Montero was thrilled to learn of Philadelphia’s regulation. One summer afternoon while his aunt was at work, Montero found a Philadelphia pop-up clinic offering vaccines. He knew his aunts would support him — one of them, Brittany Kissling, manages a pediatrics office — but he was worried that word would get back to his parents, so he didn’t tell them.
When Montero’s aunts learned that he’d been vaccinated, they were amazed, and agreed not to tell his mother. Just before Thanksgiving, though, someone let it slip. They reacted the way Montero and his aunts worried they would: Kissling said Montero’s mother blamed her and her sister for influencing her son, and for being neglectful enough to allow him to get vaccinated.

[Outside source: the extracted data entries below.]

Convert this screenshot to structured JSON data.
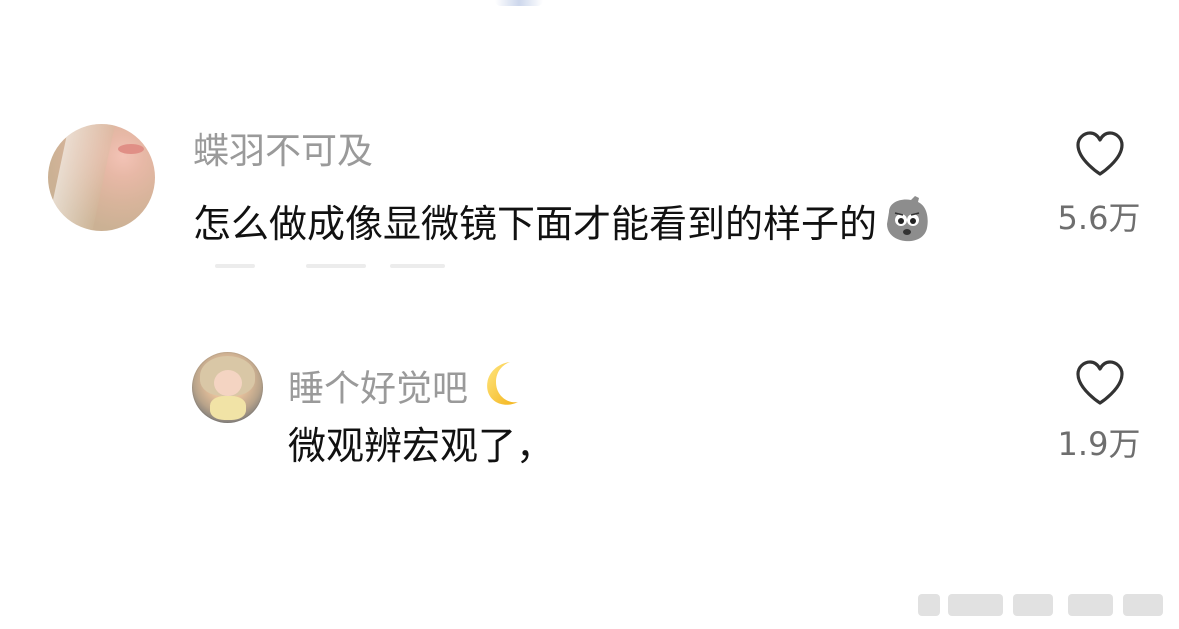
{
  "comments": [
    {
      "username": "蝶羽不可及",
      "text": "怎么做成像显微镜下面才能看到的样子的",
      "emoji": "sad-face-emoji",
      "likes": "5.6万"
    },
    {
      "username": "睡个好觉吧",
      "username_emoji": "crescent-moon-emoji",
      "text": "微观辨宏观了，",
      "likes": "1.9万"
    }
  ],
  "icons": {
    "like": "heart-outline-icon"
  },
  "colors": {
    "username": "#9a9a9a",
    "text": "#111111",
    "likes": "#6e6e6e",
    "heart_stroke": "#333333"
  }
}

Kissling said she doesn’t think of herself as a political person, and is friends with Democrats and Republicans alike. Now though, she said, it’s hard for the whole family to spend time together. She has left in the middle of dinners to drive back home to Philadelphia because the discussion got so heated. “They are not the type of family that acknowledges their wrongdoings,” Kissling said. “They’re not the type of family that apologizes.”
For Montero, things have been even more tense at home. He’s learning to pole vault for the track team, and joined the school paper, where he published an op-ed advocating for the passage of HB1818, which would lower the age of consent in Pennsylvania for vaccines to 14. He wanted to raise awareness of the issue especially for other young people in positions like his who wouldn’t be able to travel to Philadelphia.
Each evening after school, he lays claim to one of the private rooms at the Langhorne public library, where he spreads out his books across a small desk and diligently does his homework. He worked on a paper about the history of U.S. involvement in Puerto Rico, where his grandmother is from. He is learning to cook Puerto Rican dishes from her, which he can now do with less fear of infecting her.
“Not allowing teenagers to consent to their own vaccinations or other medical treatments and requiring parental consent, it just provides a barrier for people that live in dysfunctional households, live with neglectful parents, or people that are homeless,” said Montero. He counts himself in that number.
“It’s like I don’t even have parents, to be honest,” he said. ”I’m the only parenting figure in my life, so I had to be really mature for my age.”
Montero has ambitions to leave the state for college. He likes the idea of Washington, D.C., of being close to the White House and the Capitol building. From there, he said, he wants to go to law school.